Levi Strauss & Co Cuts Annual Forecasts After Missing Sales Estimates

Levi Strauss & Co, the renowned denim brand, has revised its annual forecasts for the second time this year after falling short of sales estimates in the third quarter. The company attributes the disappointing results to heavy promotions and declining demand at wholesale channels in North America.

The challenging retail environment, marked by subdued consumer spending, has affected not only Levi’s but also other retailers like Macy’s and Nordstrom. High prices and borrowing rates have put pressure on consumer budgets, leading to a decline in demand for Levi’s denim bottoms, tops, and cargo pants.

Unseasonably warm weather during the late summer and fall also played a role in the sales slump, particularly for men’s jeans in wholesale channels where Levi has less control over product displays, according to Chief Financial and Growth Officer Harmit Singh. However, the company’s own stores have seen better performance due to a wider range of buy-now, wear-now products such as shorts, lighter denim, skirts, and dresses.

Levi’s wholesale business, especially in North America, has been struggling with declining sales, primarily impacting middle-income consumers. Shoppers in the $50,000 to $100,000 income range, who are particularly value-conscious, have been under pressure. Consequently, Levi’s sales at retail partners like Walmart and Target, where its more affordable lines start below $30, have been affected.
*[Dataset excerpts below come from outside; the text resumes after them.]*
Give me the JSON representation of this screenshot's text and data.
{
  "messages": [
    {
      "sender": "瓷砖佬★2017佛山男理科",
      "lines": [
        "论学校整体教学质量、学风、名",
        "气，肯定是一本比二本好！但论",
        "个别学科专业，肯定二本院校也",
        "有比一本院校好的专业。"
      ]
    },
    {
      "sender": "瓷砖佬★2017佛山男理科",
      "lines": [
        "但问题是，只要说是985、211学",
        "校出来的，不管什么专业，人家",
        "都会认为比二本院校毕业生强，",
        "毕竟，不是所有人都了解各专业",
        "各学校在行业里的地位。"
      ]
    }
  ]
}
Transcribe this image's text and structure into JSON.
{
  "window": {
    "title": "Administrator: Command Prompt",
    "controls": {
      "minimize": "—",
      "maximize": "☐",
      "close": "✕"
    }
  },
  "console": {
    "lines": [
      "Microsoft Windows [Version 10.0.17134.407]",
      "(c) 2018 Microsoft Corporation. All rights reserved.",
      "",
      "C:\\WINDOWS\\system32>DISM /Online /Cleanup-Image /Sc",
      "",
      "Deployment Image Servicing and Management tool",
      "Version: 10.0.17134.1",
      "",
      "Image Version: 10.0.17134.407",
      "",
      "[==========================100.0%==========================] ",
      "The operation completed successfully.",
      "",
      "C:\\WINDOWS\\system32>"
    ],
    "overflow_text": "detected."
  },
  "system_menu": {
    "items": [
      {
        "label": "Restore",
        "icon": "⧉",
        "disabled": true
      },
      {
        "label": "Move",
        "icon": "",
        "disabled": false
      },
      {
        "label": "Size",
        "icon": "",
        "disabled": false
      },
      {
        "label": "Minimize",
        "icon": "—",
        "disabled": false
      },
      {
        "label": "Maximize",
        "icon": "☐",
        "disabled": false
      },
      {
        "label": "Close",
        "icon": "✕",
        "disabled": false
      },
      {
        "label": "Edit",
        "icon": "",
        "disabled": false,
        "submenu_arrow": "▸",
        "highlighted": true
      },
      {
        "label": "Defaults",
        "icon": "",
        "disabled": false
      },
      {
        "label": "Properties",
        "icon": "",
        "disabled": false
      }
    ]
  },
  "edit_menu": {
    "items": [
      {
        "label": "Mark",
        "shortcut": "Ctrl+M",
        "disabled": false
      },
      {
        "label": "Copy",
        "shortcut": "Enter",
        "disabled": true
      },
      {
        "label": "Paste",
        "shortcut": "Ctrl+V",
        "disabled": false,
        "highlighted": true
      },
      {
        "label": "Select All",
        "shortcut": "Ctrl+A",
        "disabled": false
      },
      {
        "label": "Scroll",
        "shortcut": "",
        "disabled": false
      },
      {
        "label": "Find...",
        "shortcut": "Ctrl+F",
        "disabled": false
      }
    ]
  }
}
While Levi’s direct-to-customer (DTC) business, catering to a more affluent consumer, experienced a 12% increase in net revenue, the overall Americas segment saw a 5% decrease. The company’s margins were also impacted by price cuts on certain denim bottoms sold to wholesale retailers like Macy’s and Nordstrom, aimed at attracting price-sensitive shoppers. Adjusted gross margins declined 130 basis points to 55.6% during the third quarter, further affected by lower full-price selling and higher product costs.

Analysts suggest that Levi may need to increase promotions and lower prices if wholesale channel sales continue to worsen, which could further pressure its margins. Shareholders are expressing skepticism about the company’s prospects ahead of the crucial holiday season, despite executives’ plans to expand Levi’s denim assortment into skirts, dresses, and other womenswear.

Levi now forecasts flat to 1% revenue growth in fiscal 2023, compared to the previous estimate of 1.5% to 2.5% growth. The company also expects its adjusted profit per share to be at the lower end of the previously estimated range of $1.10 to $1.20. Analysts, on average, were anticipating $1.12.

In the quarter ended August 27, Levi’s net revenue declined to $1.51 billion from $1.52 billion a year earlier, missing analysts’ estimate of $1.54 billion.

Despite management’s efforts to address the challenges and expand its product offerings, investors remain unconvinced about the company’s ability to navigate the current market conditions and achieve growth.